Perşembe Eylül 19, 2024

Bozkurt’un anlamı (Nubar Ozanyan)

Yoksullar ve ötekiler için her yer ölüm kokan mayın tarlasına döndü. Türk olmayanların, -ötekilerin- Türkiye’de soluk alması ve yaşaması zulme dönüştü. Öteki olarak yaşamak, çalışmak, kendi ana dilinde Kürtçe, Arapça konuşmak, şarkı söylemek, yasak ve suç olan bir ülkede demokrasiden, özgürlükten, insan haklarından bahsedilebilir mi?

Kendi ırkını, dilini, bayrağını ötekilerden üstün görme, onları düşman görme ve aşağılama ideolojisi tarihin çöplüğüne atılmış çürümüş gerici bir ideolojidir. Bu ideolojinin yegane yaratıcıları ve sahipleri İttihat-Terakki’den günümüze dek Kemalistler olmuştur. Bugün AKP-MHP faşist iktidarı, toplumu Türk şovenizmiyle zehirleyip kutuplaştırıp düşmanlaştırmıştır. Türk toplumunun hatırı sayılı bir bölümü Türklük ideolojisiyle zehirlenmiştir.
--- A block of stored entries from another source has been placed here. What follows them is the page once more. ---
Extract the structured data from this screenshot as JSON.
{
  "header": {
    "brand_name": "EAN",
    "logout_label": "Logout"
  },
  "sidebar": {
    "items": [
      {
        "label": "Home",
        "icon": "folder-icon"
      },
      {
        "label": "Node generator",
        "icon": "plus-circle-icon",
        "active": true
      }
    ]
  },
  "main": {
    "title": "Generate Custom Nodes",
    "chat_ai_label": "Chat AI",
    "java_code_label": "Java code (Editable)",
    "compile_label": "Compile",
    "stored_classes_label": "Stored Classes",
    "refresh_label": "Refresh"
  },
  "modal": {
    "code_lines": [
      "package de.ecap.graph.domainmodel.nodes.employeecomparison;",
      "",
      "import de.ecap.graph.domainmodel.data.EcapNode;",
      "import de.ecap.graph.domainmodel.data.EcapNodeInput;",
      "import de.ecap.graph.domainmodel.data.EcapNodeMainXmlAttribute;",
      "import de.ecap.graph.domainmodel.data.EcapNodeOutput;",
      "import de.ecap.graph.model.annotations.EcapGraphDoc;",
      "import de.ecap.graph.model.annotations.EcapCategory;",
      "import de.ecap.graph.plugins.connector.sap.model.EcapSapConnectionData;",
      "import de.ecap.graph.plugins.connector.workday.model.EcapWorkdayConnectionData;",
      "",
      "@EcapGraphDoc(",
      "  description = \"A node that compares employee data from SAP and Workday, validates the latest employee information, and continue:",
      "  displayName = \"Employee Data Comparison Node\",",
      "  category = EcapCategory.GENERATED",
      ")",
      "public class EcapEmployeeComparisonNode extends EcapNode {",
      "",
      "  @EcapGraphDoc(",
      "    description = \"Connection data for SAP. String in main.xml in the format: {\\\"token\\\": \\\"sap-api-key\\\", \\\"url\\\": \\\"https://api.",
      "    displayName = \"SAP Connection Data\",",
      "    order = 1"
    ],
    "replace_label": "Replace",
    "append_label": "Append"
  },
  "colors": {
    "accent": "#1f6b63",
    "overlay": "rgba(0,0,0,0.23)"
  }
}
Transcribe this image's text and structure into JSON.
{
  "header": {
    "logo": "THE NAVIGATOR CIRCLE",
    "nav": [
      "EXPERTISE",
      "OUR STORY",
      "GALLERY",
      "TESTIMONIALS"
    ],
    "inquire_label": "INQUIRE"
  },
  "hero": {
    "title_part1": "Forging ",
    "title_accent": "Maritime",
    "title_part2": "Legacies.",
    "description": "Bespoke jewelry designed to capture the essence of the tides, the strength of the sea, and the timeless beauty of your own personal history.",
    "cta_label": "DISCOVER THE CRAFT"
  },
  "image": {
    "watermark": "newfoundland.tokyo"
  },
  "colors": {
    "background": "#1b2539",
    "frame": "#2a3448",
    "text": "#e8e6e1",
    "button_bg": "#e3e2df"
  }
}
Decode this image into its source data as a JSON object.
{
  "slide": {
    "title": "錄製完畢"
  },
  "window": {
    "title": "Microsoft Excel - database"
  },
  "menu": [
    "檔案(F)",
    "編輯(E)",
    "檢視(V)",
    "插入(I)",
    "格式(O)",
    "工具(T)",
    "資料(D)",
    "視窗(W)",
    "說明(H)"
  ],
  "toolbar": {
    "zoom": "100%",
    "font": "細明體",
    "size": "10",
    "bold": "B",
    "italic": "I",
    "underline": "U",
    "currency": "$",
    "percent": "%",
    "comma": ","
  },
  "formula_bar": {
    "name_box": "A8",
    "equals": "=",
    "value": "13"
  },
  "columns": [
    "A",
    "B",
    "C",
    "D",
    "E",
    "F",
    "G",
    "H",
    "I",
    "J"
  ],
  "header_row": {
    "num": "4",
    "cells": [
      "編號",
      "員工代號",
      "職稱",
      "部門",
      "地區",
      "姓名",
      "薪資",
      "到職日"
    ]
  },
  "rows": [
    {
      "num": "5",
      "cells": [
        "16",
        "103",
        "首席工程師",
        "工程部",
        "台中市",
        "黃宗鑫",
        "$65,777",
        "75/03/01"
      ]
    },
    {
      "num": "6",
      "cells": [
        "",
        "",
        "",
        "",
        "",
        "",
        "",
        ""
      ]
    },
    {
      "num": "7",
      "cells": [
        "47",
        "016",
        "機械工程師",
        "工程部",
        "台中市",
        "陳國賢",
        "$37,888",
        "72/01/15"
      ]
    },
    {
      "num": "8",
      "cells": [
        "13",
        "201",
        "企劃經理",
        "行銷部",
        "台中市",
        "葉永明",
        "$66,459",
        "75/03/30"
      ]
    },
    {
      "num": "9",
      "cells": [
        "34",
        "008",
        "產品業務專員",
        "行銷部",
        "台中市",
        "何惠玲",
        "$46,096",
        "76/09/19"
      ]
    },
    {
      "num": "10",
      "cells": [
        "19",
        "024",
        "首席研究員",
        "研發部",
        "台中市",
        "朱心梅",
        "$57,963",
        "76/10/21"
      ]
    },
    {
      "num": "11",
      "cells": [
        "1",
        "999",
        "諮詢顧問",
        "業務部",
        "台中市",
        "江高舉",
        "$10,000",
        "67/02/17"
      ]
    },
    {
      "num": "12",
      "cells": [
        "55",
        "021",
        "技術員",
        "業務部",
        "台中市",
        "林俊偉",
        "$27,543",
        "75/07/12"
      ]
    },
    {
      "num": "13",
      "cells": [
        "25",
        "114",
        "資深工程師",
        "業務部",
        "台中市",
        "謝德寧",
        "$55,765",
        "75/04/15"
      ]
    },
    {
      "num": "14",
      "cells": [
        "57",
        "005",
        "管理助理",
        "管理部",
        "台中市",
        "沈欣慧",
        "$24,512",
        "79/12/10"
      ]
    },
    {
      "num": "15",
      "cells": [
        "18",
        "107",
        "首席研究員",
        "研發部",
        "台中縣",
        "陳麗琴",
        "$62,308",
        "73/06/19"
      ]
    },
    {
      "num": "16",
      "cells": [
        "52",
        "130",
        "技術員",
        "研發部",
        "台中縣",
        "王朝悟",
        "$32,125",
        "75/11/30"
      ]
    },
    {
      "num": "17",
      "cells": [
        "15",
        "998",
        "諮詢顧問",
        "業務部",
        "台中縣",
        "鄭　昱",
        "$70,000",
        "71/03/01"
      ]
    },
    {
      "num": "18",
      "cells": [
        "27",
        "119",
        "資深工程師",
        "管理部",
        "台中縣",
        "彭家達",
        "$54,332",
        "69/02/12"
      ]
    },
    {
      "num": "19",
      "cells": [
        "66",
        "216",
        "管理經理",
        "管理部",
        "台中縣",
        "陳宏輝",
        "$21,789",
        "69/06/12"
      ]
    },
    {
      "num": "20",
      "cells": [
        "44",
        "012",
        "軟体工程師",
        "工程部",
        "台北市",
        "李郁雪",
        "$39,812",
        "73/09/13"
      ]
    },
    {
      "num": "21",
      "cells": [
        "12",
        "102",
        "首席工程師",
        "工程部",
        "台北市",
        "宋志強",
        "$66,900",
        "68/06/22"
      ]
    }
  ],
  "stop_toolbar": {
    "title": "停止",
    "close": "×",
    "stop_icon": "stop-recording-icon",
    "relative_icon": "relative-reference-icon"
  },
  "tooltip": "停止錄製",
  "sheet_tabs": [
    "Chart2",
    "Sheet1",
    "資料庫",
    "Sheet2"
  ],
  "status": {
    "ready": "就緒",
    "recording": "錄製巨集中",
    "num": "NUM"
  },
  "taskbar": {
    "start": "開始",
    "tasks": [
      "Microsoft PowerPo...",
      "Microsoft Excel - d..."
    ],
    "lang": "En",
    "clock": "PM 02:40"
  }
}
Herkesin herkese düşman olduğu bir toplum yaratılmıştır.

Zehirlenmiş iktidar ve toplum kötülük üreten, yayan, her yeri yakmaya, öteki olanları öldürmeye hazır hale getirilmiştir. Bu toplumda Türk olmayanlara, ötekilere ölüm ve kandan başka bir seçenek bırakılmamaktadır. Irkçılığın neden olup yarattığı düşmanlıkları öven, kutsayan, destekleyip sahiplenen çok sayıda siyasetçi, aydın, gazeteci, solcu kötülükleri büyüten bir rol oynamaktadır.

Ülkenin tüm zenginliklerin yegane sahibi ve tek hakimi olma fikri ve eylemi yıkıcı bir şekilde sürmektedir. Egemen zihniyet “Türkiye Türklerindir”, “Ne mutlu Türk’üm diyene”, “Bir Türk dünyaya bedeldir” vb. ırkçı kafatasçı söylemler üzerinden sürmektedir.

Türk olmayan, devlet diliyle konuşmayan herkesi öteki ve düşman gören bir zihniyet; kendinden olmayana ve somutta Kürtlere, Araplara karşı yapılacak saldırıyı, linci meşru ve doğal görür. Pogroma ve soykırıma katılmayı haklı görür. Beyni ırkçılıkla kirlenenlerin elleri elbette ki kanlı olur.

Kayseri’de yaşanan ırkçı saldırılarla saha da yapılan bozkurt işaretleri aynı merkezden beslenen faşizmin kapsamlı bütünlüklü saldırılarıdır. Ne galeyana gelmiş başıbozukların hareketleri ne de heyecana gelmiş şarlatan futbolcunun fevri hareketidir. Bunlar tamamen Türk devlet eliyle yürütülen politikadır.

Kürtleri düşman gören Arapları dost görür mü? Kürtleri, Arapları düşman gören göçmen emekçileri dost görür mü? Her yerin Türk bayraklarıyla donatıldığı, dağa taşa ırkçı sloganların yazıldığı, her sabah çocuk beyinlerin ırkçı marşlarla kirletildiği topraklarda özgürlük, kardeşlik, dostluk olur mu?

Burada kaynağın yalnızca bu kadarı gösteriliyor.